Monitoring the safety of all health products is one of SAHPRA’s key functions. In the case of vaccines, the Minister of Health has appointed a specialist committee, the National Immunisation Safety Expert Committee (NISEC), to specifically review and assess severe adverse events reported after immunisation and establish whether or not they are associated with the use of the vaccine. This is called causality assessment. SAHPRA works closely with both the National Department of Health and NISEC to ensure that all reported severe adverse events are firstly investigated by the provinces, and thereafter assessed for causality by NISEC. Against this background, SAHPRA has been informed of a fatal case of Guillain-Barré syndrome (GBS) following vaccination with COVID-19 Vaccine Janssen. Causality assessment of the reported case was conducted by the NISEC using the World Health Organization’s (WHO) methodology. The case was classified as a vaccine product-related event where immunisation with the COVID-19 Vaccine Janssen was associated with the occurrence of GBS in the vaccine recipient. The events reported in the vaccine recipient were consistent with the case definition for GBS and no other likely cause of GBS was identified at the time of illness.

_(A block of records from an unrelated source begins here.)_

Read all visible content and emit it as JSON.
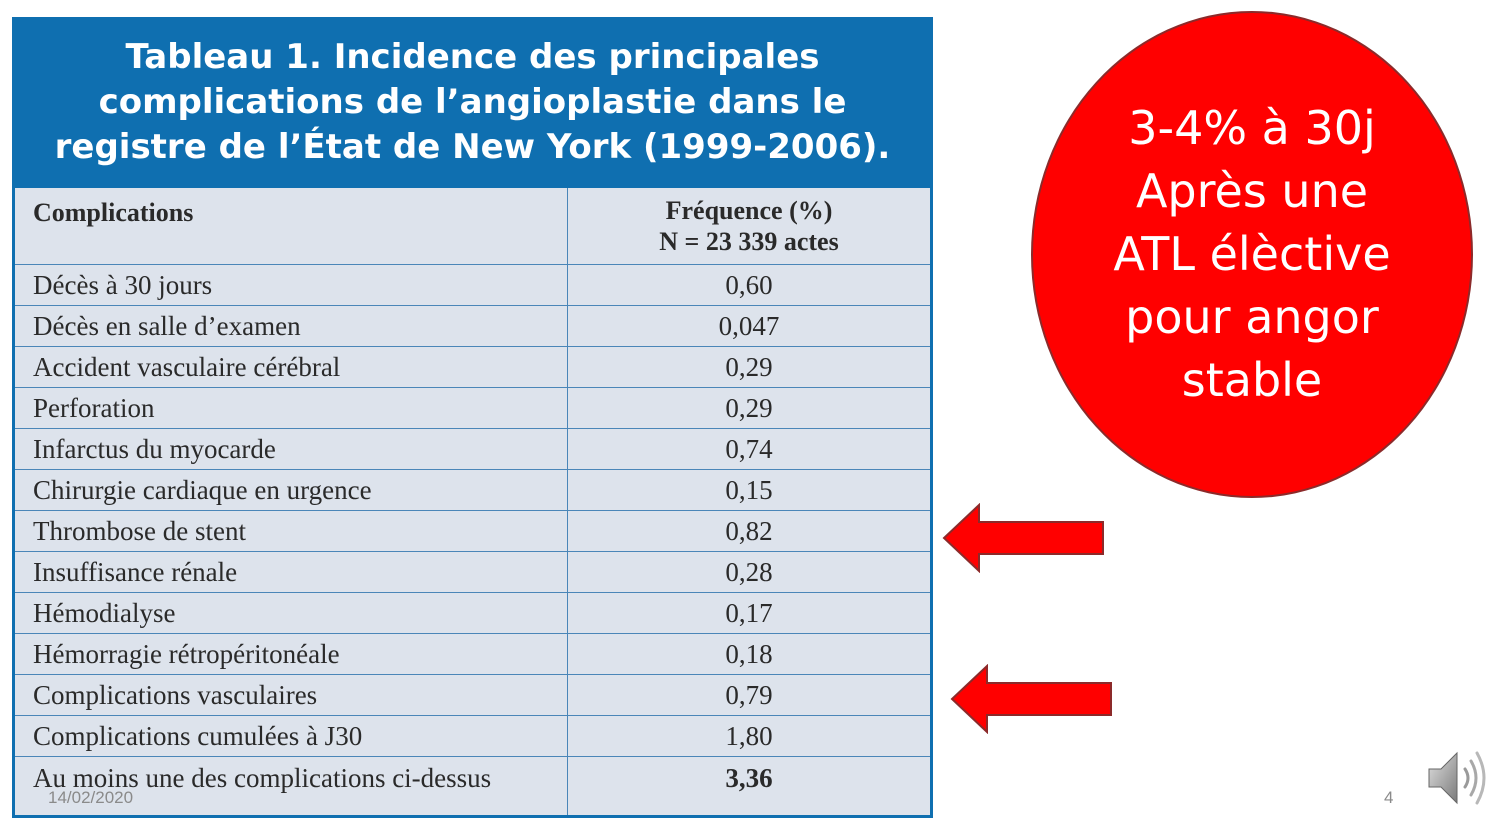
{
  "table": {
    "title_lines": [
      "Tableau 1. Incidence des principales",
      "complications de l’angioplastie dans le",
      "registre de l’État de New York (1999-2006)."
    ],
    "col1_header": "Complications",
    "col2_header_line1": "Fréquence (%)",
    "col2_header_line2": "N = 23 339 actes",
    "rows": [
      {
        "label": "Décès à 30 jours",
        "value": "0,60"
      },
      {
        "label": "Décès en salle d’examen",
        "value": "0,047"
      },
      {
        "label": "Accident vasculaire cérébral",
        "value": "0,29"
      },
      {
        "label": "Perforation",
        "value": "0,29"
      },
      {
        "label": "Infarctus du myocarde",
        "value": "0,74"
      },
      {
        "label": "Chirurgie cardiaque en urgence",
        "value": "0,15"
      },
      {
        "label": "Thrombose de stent",
        "value": "0,82"
      },
      {
        "label": "Insuffisance rénale",
        "value": "0,28"
      },
      {
        "label": "Hémodialyse",
        "value": "0,17"
      },
      {
        "label": "Hémorragie rétropéritonéale",
        "value": "0,18"
      },
      {
        "label": "Complications vasculaires",
        "value": "0,79"
      },
      {
        "label": "Complications cumulées à J30",
        "value": "1,80"
      },
      {
        "label": "Au moins une des complications ci-dessus",
        "value": "3,36"
      }
    ]
  },
  "bubble": {
    "lines": [
      "3-4% à 30j",
      "Après une",
      "ATL élèctive",
      "pour angor",
      "stable"
    ],
    "color": "#ff0000"
  },
  "footer": {
    "date": "14/02/2020",
    "page_number": "4"
  },
  "icons": {
    "arrows": "left-arrow-icon",
    "audio": "speaker-icon"
  }
}
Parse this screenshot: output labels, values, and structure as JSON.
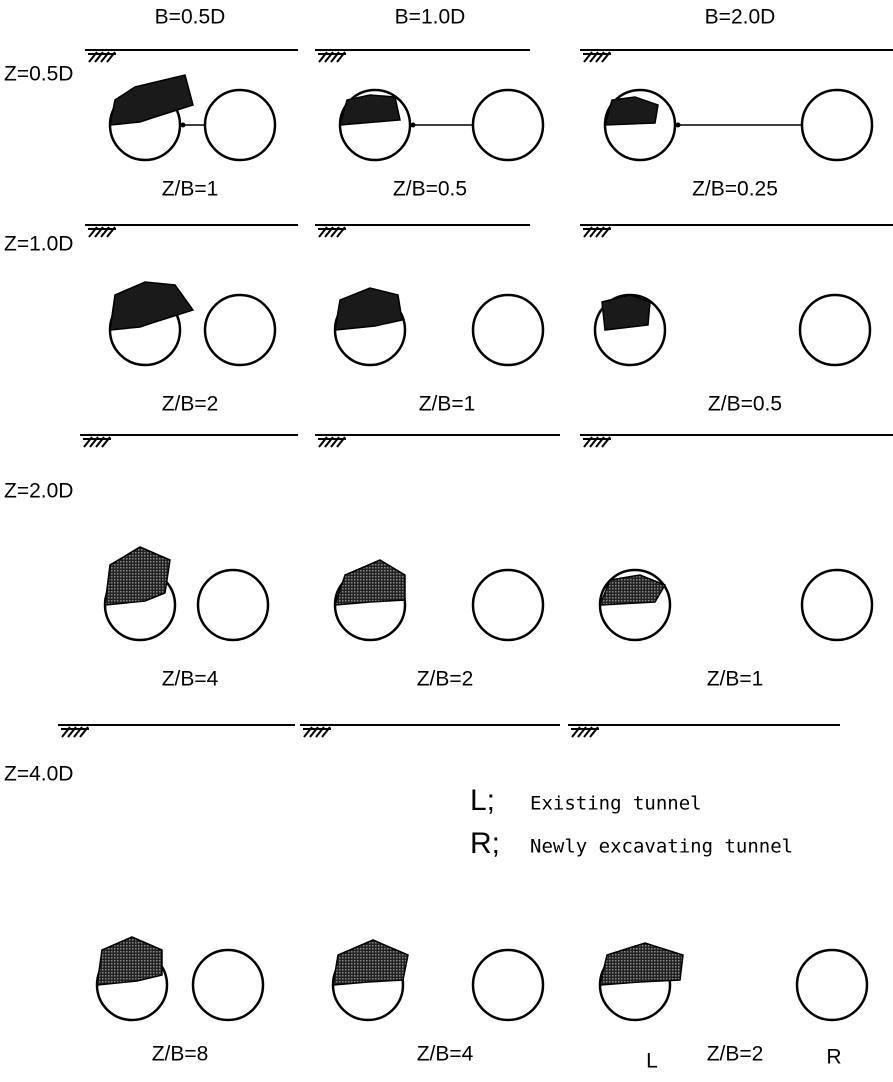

GBS is a very rare but severe adverse event that is associated with the administration of various vaccines and other medicines and can also be triggered by infections such as SARS-CoV-2. GBS is a rare condition affecting the body’s immune system. Symptoms of GBS can vary from being mild to severe, and include muscle weakness, muscle pain, numbness, and tingling. In many cases, GBS gets better with no serious aftereffects but in some cases GBS can become serious and cause paralysis and other serious or life-threatening problems, such as breathing problems and abnormal blood pressure or heart rate. GBS-associated paralysis can require intense care with ventilatory support, which can be complicated by life-threatening infection.

Regulatory authorities have previously investigated reports of GBS associated with COVID-19 vaccines. In July 2021, the European Medicines Agency conducted a review of 108 suspected cases of GBS reported worldwide after 21 million people had received the COVID-19 Vaccine Janssen. They concluded that there is a possible increased risk and causal relationship between GBS occurrence and the COVID-19 Vaccine Janssen. GBS is therefore listed as a rare adverse event in the professional information (PI) for COVID-19 Vaccine Janssen.

Investigations and causality assessment of all severe reported adverse events following immunisation (AEFI) with the COVID-19 Vaccine Janssen and other COVID-19 vaccines is ongoing. An update on the outcome of these investigations and causality assessments will be shared with the public as they become available.